The overdose-mortality context
The overdose rate in New Mexico is 46.3 per 100,000 — a number that is rarely cited without caveat, because averages smooth out the specific places and specific populations where death concentrates. tribal-nation access issues plus high-rural-mortality counties in the north That geographic and demographic inequality is the thing the top-line number cannot tell you.

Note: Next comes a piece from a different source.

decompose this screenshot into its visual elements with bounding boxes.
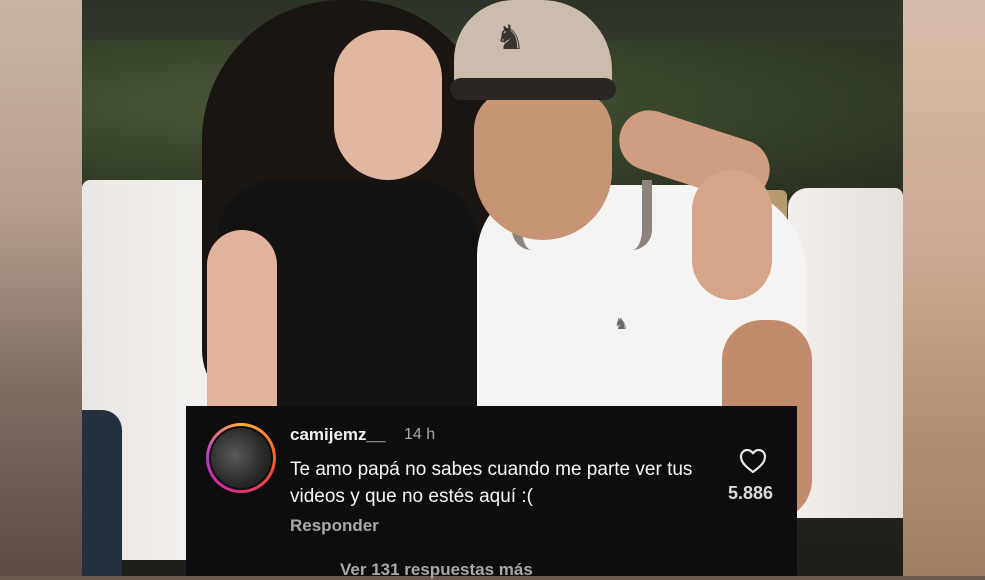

How access actually works in New Mexico
The practical access problem in New Mexico is not that treatment does not exist — 160 facilities — but that the path to the right facility is opaque. tribal-nation access issues plus high-rural-mortality counties in the north Families sometimes spend weeks calling around, receiving inconsistent answers, before arriving at an option that was on the first list.
What to do next
Practically, three things happen next if someone in New Mexico is going to get help: a clinical assessment (by someone whose incentives are clinical, not financial), an insurance verification (in writing), and a facility selection (ASAM-aligned and MAT-inclusive). In that order. Reversing the order is the most common source of the "they said they took my insurance but I got a $15,000 bill" stories.
Last updated April 2026. Sources: SAMHSA Treatment Locator, CDC WONDER (overdose mortality 2023), KFF Medicaid Tracker, ASAM Criteria 4e. See our editorial policy.